NAME
Text::SpeedyFx - tokenize/hash large amount of strings efficiently
VERSION
version 0.004
SYNOPSIS
use Data::Dumper;
use Text::SpeedyFx;
my $sfx = Text::SpeedyFx->new;
my $words_bag = $sfx->hash('To be or not to be?');
print Dumper $words_bag;
#$VAR1 = {
# '1422534433' => '1',
# '4120516737' => '2',
# '1439817409' => '2',
# '3087870273' => '1'
# };
my $feature_vector = $sfx->hash_fv("thats the question", 5);
print Dumper $feature_vector;
#$VAR1 = [
# '0',
# '1',
# '0',
# '1',
# '0'
# ];
DESCRIPTION
XS implementation of a very fast combined parser/hasher which works well on a variety of bag-of-word problems.

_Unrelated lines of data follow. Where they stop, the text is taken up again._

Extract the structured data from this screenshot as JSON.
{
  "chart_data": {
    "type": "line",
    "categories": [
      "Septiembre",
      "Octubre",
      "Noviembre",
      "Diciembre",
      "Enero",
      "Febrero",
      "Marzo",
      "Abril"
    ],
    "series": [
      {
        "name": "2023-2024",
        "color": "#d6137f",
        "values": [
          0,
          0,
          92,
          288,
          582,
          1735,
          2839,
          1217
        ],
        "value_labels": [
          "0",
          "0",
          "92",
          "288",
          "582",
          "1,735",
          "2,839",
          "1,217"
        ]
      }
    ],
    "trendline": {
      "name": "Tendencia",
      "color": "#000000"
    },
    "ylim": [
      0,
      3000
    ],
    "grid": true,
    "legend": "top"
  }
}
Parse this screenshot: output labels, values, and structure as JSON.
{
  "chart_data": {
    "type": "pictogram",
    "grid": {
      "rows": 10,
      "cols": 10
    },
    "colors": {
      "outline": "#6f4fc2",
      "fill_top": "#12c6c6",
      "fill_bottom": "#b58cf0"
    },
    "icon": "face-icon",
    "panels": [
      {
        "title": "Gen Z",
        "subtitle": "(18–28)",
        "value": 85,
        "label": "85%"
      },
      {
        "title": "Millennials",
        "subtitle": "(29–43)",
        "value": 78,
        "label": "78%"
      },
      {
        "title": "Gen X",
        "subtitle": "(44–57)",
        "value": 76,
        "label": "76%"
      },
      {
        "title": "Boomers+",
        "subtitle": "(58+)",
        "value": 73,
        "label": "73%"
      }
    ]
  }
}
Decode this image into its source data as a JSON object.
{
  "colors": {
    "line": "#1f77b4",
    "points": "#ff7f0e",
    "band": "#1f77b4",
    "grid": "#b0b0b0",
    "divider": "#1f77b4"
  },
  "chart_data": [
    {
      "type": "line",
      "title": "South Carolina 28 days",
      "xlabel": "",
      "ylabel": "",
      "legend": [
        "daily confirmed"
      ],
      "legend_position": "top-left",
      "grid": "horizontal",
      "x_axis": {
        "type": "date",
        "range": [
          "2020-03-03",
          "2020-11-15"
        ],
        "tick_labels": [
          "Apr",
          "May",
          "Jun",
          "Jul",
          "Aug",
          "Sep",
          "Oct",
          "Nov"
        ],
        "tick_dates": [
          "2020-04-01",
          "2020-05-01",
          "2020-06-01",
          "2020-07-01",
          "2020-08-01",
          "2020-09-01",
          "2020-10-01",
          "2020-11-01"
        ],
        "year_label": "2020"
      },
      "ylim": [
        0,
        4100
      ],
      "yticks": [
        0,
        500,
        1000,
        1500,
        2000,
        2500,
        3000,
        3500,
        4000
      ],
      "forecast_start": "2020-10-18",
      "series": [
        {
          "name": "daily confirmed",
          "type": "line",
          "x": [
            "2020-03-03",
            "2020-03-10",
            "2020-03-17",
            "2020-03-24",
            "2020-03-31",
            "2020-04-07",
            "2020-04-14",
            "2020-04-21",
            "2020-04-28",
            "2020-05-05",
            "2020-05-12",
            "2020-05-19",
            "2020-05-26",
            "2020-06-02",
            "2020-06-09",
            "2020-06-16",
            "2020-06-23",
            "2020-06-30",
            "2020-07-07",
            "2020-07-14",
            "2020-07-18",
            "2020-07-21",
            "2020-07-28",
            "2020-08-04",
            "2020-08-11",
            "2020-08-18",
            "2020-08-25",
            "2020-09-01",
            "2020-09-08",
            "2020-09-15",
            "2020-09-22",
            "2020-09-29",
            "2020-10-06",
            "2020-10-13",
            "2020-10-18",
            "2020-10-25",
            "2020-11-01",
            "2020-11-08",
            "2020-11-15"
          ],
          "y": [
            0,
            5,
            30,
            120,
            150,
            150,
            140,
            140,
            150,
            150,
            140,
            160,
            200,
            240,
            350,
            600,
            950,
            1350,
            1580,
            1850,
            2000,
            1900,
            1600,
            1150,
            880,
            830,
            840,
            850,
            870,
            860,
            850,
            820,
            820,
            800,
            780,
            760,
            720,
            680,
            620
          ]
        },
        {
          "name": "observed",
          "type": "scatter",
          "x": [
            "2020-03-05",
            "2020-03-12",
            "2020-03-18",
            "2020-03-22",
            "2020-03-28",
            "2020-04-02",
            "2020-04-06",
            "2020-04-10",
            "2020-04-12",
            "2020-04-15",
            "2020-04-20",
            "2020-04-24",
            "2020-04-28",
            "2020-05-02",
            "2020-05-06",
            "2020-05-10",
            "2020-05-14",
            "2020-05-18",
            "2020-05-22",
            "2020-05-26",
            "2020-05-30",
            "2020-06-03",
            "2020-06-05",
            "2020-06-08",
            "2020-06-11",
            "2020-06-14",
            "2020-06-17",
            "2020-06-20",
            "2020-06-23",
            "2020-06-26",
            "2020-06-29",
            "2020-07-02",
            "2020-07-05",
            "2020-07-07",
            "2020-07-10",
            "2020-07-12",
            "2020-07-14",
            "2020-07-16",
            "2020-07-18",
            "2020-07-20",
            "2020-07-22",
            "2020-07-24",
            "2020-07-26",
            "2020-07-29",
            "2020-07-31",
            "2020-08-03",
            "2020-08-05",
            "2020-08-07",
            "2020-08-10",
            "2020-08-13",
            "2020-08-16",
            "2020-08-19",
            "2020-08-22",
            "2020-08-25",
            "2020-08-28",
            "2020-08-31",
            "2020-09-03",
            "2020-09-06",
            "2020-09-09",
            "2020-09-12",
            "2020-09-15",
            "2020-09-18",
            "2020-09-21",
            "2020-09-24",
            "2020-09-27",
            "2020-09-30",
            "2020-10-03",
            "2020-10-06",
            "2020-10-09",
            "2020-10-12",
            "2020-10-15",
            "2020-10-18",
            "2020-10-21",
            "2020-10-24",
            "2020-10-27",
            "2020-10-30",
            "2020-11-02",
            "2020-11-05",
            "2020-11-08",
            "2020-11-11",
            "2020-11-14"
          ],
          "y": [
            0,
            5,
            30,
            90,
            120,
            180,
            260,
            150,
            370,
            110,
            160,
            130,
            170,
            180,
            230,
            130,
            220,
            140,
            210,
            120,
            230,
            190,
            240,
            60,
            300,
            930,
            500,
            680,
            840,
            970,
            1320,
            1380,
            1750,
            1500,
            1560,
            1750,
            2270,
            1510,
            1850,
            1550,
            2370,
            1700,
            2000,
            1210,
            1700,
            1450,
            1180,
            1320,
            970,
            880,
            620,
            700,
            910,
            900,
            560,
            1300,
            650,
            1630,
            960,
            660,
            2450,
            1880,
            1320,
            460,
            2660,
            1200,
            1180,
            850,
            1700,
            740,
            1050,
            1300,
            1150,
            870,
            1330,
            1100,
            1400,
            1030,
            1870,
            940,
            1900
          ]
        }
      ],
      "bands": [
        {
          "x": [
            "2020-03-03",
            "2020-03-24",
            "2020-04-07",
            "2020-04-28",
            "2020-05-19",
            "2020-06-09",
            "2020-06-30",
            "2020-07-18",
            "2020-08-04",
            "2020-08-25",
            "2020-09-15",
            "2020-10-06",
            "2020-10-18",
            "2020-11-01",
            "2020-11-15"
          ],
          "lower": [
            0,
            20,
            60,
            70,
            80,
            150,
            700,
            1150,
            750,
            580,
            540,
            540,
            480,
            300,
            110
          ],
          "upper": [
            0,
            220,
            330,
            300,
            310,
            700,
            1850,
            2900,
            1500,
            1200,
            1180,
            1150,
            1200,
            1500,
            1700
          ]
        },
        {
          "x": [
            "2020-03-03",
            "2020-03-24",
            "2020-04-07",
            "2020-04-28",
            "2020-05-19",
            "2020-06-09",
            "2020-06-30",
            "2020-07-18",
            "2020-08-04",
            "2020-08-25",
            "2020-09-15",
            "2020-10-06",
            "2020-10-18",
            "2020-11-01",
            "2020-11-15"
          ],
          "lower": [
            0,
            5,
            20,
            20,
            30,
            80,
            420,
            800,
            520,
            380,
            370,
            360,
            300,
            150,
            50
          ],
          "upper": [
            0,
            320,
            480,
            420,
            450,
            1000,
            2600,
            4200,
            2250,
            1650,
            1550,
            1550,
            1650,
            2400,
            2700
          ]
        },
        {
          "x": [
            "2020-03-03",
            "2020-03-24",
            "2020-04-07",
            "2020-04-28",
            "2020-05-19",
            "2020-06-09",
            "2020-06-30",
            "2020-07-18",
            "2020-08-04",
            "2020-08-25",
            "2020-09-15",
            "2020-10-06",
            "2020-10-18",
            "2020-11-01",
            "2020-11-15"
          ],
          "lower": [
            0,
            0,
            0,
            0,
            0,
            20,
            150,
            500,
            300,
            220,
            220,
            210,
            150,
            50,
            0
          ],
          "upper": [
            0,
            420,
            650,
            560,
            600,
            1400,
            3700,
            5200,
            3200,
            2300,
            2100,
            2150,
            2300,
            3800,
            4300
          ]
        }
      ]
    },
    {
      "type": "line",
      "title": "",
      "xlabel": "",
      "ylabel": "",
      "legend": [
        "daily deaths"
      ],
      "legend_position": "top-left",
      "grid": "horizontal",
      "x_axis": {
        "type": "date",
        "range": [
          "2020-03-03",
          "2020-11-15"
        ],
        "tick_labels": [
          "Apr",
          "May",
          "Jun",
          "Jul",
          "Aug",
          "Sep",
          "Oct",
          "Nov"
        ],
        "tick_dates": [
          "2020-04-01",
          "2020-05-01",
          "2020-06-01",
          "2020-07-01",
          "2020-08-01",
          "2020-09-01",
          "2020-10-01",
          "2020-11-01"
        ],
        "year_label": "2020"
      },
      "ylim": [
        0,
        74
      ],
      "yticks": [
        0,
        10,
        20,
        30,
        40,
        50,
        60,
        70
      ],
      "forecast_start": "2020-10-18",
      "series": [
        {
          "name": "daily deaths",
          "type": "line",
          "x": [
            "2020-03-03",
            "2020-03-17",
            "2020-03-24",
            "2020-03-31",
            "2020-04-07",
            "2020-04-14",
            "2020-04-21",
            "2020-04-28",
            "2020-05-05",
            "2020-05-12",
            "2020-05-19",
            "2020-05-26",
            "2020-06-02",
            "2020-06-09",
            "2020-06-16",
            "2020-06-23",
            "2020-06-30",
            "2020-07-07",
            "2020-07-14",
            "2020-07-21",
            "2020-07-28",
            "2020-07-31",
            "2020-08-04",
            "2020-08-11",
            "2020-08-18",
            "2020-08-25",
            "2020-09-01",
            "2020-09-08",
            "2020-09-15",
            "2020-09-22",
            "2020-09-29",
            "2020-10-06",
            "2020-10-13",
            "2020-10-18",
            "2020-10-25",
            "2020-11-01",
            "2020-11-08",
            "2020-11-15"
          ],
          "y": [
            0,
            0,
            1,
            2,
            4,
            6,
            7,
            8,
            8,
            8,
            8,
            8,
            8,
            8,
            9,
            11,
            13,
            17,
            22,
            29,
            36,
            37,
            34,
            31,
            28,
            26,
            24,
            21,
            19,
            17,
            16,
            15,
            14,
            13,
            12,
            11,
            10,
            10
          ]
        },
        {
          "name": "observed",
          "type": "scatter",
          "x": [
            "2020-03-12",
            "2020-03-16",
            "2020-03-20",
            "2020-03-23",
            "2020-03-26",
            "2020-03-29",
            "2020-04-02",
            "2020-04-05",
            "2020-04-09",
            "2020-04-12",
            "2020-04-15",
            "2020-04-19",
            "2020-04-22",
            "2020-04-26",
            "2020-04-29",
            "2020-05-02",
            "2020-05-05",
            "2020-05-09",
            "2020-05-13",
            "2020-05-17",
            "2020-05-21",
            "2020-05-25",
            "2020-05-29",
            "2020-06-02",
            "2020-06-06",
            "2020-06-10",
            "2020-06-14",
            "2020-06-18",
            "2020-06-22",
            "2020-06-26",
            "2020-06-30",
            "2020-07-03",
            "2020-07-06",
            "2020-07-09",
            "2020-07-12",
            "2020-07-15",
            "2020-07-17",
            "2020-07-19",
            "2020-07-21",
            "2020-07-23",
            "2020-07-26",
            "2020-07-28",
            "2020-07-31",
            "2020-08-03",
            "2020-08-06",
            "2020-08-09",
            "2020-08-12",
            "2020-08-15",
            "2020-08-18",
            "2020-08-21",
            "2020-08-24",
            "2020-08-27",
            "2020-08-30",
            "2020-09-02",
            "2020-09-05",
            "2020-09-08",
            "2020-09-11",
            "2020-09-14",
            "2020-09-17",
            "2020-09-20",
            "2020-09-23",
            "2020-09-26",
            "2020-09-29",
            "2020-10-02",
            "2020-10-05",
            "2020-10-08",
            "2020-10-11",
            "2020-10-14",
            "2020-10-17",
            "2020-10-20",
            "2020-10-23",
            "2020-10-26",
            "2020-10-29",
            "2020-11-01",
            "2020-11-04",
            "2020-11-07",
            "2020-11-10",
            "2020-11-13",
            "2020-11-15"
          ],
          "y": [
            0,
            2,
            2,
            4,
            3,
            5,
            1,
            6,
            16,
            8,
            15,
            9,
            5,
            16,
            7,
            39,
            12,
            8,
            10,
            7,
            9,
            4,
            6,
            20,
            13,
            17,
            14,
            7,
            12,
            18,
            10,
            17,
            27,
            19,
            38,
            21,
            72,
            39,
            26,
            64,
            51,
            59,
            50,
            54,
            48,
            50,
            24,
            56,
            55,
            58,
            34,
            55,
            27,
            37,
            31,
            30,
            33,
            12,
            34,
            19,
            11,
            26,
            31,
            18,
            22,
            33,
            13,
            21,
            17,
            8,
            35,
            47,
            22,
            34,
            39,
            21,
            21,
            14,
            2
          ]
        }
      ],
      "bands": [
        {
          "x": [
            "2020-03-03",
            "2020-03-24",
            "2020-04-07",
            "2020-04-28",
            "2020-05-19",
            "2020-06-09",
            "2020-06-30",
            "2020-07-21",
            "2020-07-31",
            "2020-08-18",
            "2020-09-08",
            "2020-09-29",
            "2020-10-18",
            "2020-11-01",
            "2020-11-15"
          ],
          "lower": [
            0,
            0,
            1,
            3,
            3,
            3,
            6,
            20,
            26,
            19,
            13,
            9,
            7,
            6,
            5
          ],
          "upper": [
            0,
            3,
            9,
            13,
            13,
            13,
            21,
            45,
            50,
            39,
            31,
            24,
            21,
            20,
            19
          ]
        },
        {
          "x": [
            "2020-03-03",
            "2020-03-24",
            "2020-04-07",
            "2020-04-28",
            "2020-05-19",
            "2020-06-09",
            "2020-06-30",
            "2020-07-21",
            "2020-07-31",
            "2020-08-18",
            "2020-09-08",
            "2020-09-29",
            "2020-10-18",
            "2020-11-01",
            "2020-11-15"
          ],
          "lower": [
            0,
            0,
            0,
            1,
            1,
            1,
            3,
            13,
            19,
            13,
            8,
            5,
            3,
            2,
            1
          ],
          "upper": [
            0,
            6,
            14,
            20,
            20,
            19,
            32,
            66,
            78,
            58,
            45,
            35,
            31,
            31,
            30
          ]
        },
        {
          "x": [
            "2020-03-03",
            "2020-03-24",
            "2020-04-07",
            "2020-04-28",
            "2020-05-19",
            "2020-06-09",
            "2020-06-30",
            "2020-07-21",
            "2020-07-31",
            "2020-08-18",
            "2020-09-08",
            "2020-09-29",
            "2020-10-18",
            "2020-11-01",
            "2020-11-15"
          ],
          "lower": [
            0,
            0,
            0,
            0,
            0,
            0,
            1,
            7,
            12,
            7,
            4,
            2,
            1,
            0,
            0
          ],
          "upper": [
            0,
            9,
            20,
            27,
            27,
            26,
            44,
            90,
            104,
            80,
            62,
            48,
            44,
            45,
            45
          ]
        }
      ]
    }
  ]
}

Original implementation is in Java and was adapted for a better Unicode compliance.
METHODS
new([$seed])
Initialize parser/hasher, optionally using a specified $seed
(default: 1).
hash($string)
Parses $string
and returns a hash reference where keys are hashed tokens and values are respective count.
hash_fv($string, $n)
Parses $string
and returns a feature vector with $n
elements.
hash_min($string)
Parses $string
and returns the hash with the lowest value.
REFERENCES
Extremely Fast Text Feature Extraction for Classification and Indexing by George Forman and Evan Kirshenbaum
AUTHOR
Stanislaw Pusep <stas@sysd.org>
COPYRIGHT AND LICENSE
This software is copyright (c) 2012 by Stanislaw Pusep.
This is free software; you can redistribute it and/or modify it under the same terms as the Perl 5 programming language system itself.